On February 19, 1909, Local 174 of the International Brotherhood of Teamsters was chartered in Seattle. In the 1920s Dave Beck rose from the ranks of laundry-truck drivers to control the entire Teamsters International, aided for many decades by Local 174 chief Frank Brewster. But in the 1950s Beck ran afoul of federal law and became a resident of McNeil Island Penitentiary in 1962. After his release in 1964 he retired to Seattle, while George Cavano rebuilt and recharged Local 174.
On February 17, 1928, tragedy struck aboard the ferry Peralta in San Francisco, when five passengers drowned after the bow flooded. Five years later, the jinxed boat burned to the hull, which was saved and used to build the ferry Kalakala. The streamlined vessel went on to achieved such fame that it was awarded the world's first-ever commercial marine-radar set, which went into use on February 14, 1946.
On February 19, 1942, President Franklin D. Roosevelt signed Executive Order 9066 directing the relocation of all people of Japanese descent on the West Coast, including U.S. citizens, to inland camps. The internment uprooted thousands of Washington residents, including those from Bainbridge Island, Seattle, the San Juan Islands, the Yakima Valley, and Spokane.

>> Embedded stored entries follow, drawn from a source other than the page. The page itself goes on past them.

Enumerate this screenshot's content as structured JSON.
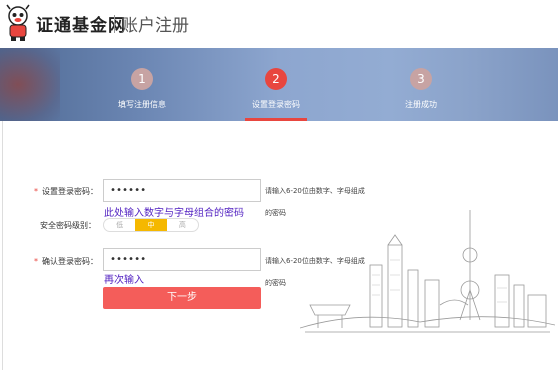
{
  "header": {
    "brand": "证通基金网",
    "title": "账户注册"
  },
  "steps": [
    {
      "num": "1",
      "label": "填写注册信息",
      "state": "done"
    },
    {
      "num": "2",
      "label": "设置登录密码",
      "state": "active"
    },
    {
      "num": "3",
      "label": "注册成功",
      "state": "pending"
    }
  ],
  "form": {
    "password": {
      "label": "设置登录密码：",
      "value": "••••••",
      "hint_line1": "请输入6-20位由数字、字母组成",
      "hint_line2": "的密码",
      "note": "此处输入数字与字母组合的密码"
    },
    "strength": {
      "label": "安全密码级别：",
      "levels": [
        "低",
        "中",
        "高"
      ],
      "selected": "中"
    },
    "confirm": {
      "label": "确认登录密码：",
      "value": "••••••",
      "hint_line1": "请输入6-20位由数字、字母组成",
      "hint_line2": "的密码",
      "note": "再次输入"
    },
    "submit_label": "下一步"
  },
  "colors": {
    "accent": "#e8463f",
    "button": "#f45d5a",
    "strength_active": "#f5b800",
    "note": "#4f1ec0"
  }
}
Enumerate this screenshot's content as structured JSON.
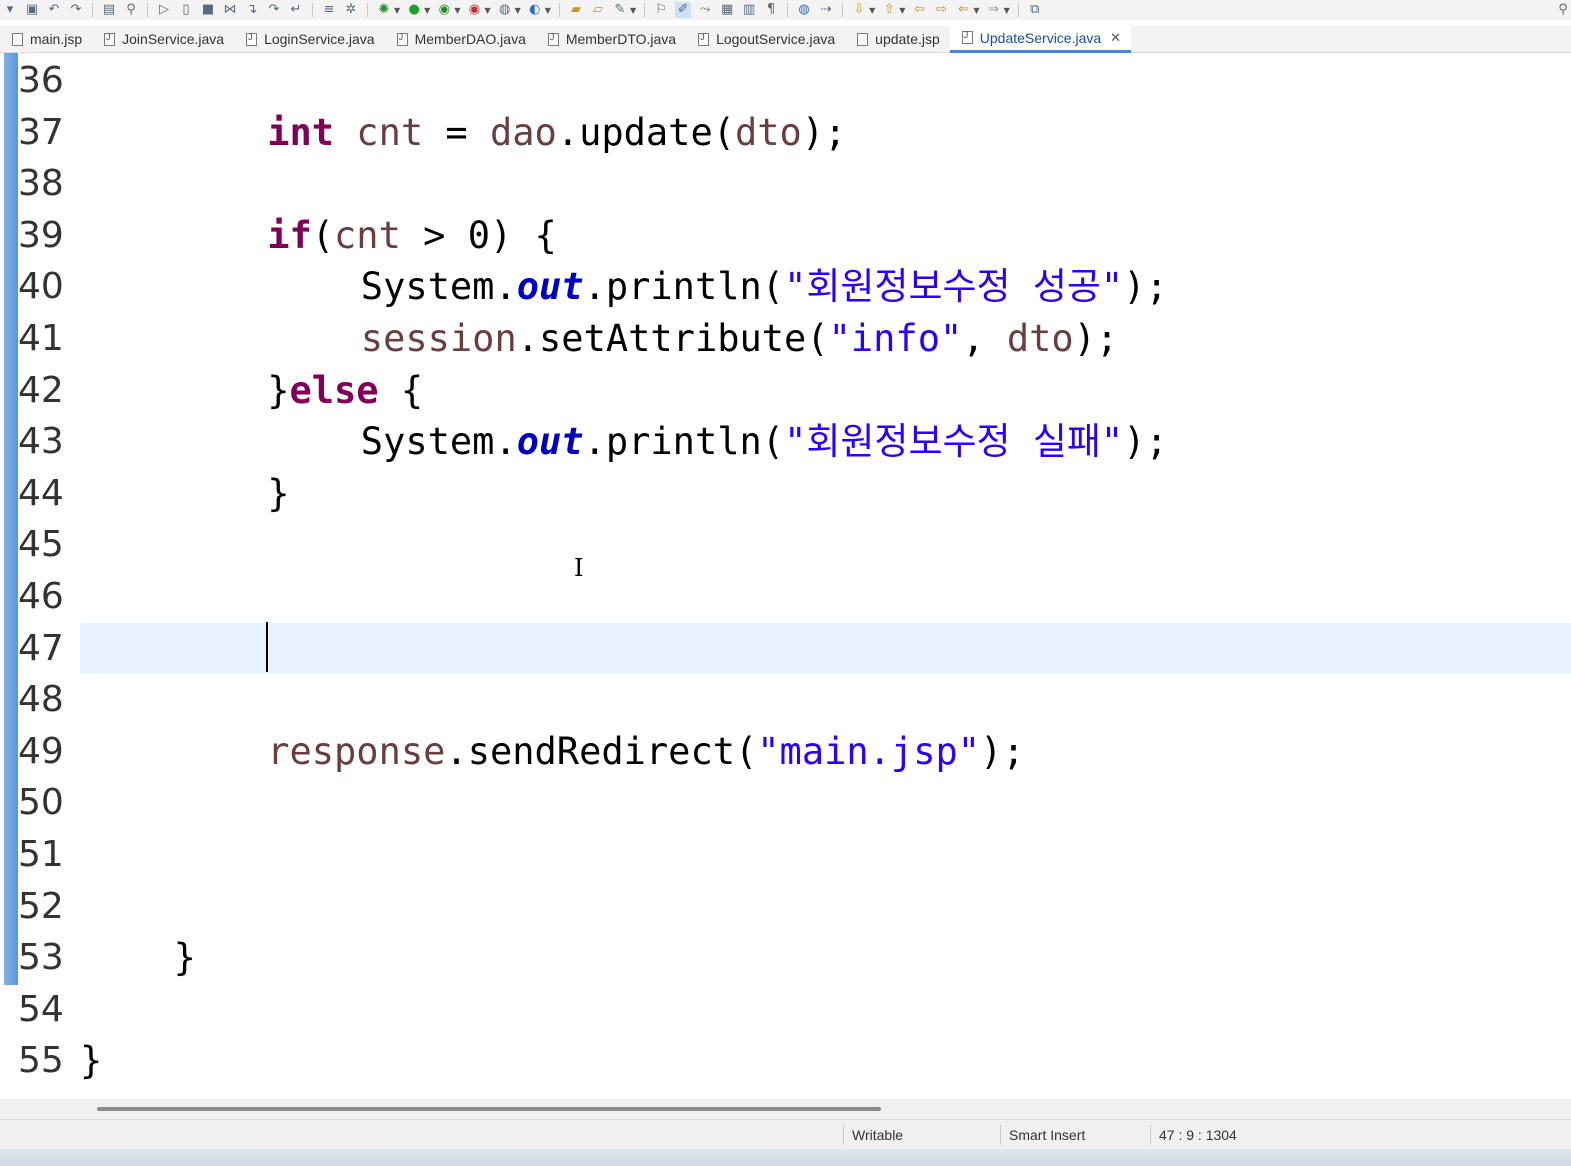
{
  "toolbar": {
    "icons": [
      "save-icon",
      "save-all-icon",
      "undo-icon",
      "redo-icon",
      "console-icon",
      "search-icon",
      "resume-icon",
      "suspend-icon",
      "terminate-icon",
      "disconnect-icon",
      "step-into-icon",
      "step-over-icon",
      "step-return-icon",
      "format-icon",
      "debug-icon",
      "run-icon",
      "run-config-icon",
      "external-tools-icon",
      "new-server-icon",
      "new-java-icon",
      "open-folder-icon",
      "open-type-icon",
      "pin-icon",
      "highlight-icon",
      "annotation-icon",
      "task-icon",
      "outline-icon",
      "pilcrow-icon",
      "globe-icon",
      "nav-icon",
      "next-annotation-icon",
      "prev-annotation-icon",
      "back-icon",
      "forward-icon",
      "back-arrow-icon",
      "forward-arrow-icon",
      "new-window-icon"
    ]
  },
  "tabs": [
    {
      "label": "main.jsp",
      "type": "jsp",
      "active": false
    },
    {
      "label": "JoinService.java",
      "type": "java",
      "active": false
    },
    {
      "label": "LoginService.java",
      "type": "java",
      "active": false
    },
    {
      "label": "MemberDAO.java",
      "type": "java",
      "active": false
    },
    {
      "label": "MemberDTO.java",
      "type": "java",
      "active": false
    },
    {
      "label": "LogoutService.java",
      "type": "java",
      "active": false
    },
    {
      "label": "update.jsp",
      "type": "jsp",
      "active": false
    },
    {
      "label": "UpdateService.java",
      "type": "java",
      "active": true,
      "close": "✕"
    }
  ],
  "editor": {
    "lines": [
      {
        "num": "36",
        "code": ""
      },
      {
        "num": "37",
        "code": "int cnt = dao.update(dto);"
      },
      {
        "num": "38",
        "code": ""
      },
      {
        "num": "39",
        "code": "if(cnt > 0) {"
      },
      {
        "num": "40",
        "code": "System.out.println(\"회원정보수정 성공\");"
      },
      {
        "num": "41",
        "code": "session.setAttribute(\"info\", dto);"
      },
      {
        "num": "42",
        "code": "}else {"
      },
      {
        "num": "43",
        "code": "System.out.println(\"회원정보수정 실패\");"
      },
      {
        "num": "44",
        "code": "}"
      },
      {
        "num": "45",
        "code": ""
      },
      {
        "num": "46",
        "code": ""
      },
      {
        "num": "47",
        "code": ""
      },
      {
        "num": "48",
        "code": ""
      },
      {
        "num": "49",
        "code": "response.sendRedirect(\"main.jsp\");"
      },
      {
        "num": "50",
        "code": ""
      },
      {
        "num": "51",
        "code": ""
      },
      {
        "num": "52",
        "code": ""
      },
      {
        "num": "53",
        "code": "}"
      },
      {
        "num": "54",
        "code": ""
      },
      {
        "num": "55",
        "code": "}"
      }
    ],
    "current_line": "47"
  },
  "status": {
    "mode": "Writable",
    "insert": "Smart Insert",
    "position": "47 : 9 : 1304"
  },
  "colors": {
    "keyword": "#7f0055",
    "string": "#2a00ff",
    "field": "#0000c0",
    "variable": "#6a3e3e",
    "current_line_bg": "#e8f2fe",
    "active_tab": "#4f7fd6"
  }
}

On February 18, 1943, a horrific plane crash occurred in Seattle, when a strange-looking aircraft crashed into the Frye Meatpacking plant north of Boeing Field. Eleven crewmembers died, along with 19 workers on the ground, and in the resulting fire much of the livestock was killed. Although the event could not be concealed, military police quarantined the scene and censored press reports, for this plane was the top-secret prototype of the famed B-29 Superfortress that two years later would drop the first atomic bombs and end World War II.
Fifty years ago this week, on February 16, 1969, Seattle's Cirque Playhouse closed after 19 years of performances under the direction of founder and self-proclaimed "abominable showman" Gene Keene. The venue next became home to Black Arts/West, which held its performances there until 1980.
It snowed all week. Wheels and footsteps moved soundlessly on the street, as if the business of living continued secretly behind a pale but impenetrable curtain. In the falling quiet there was no sky or earth, only snow lifting in the wind, frosting the window glass, chilling the rooms, deadening and hushing the city.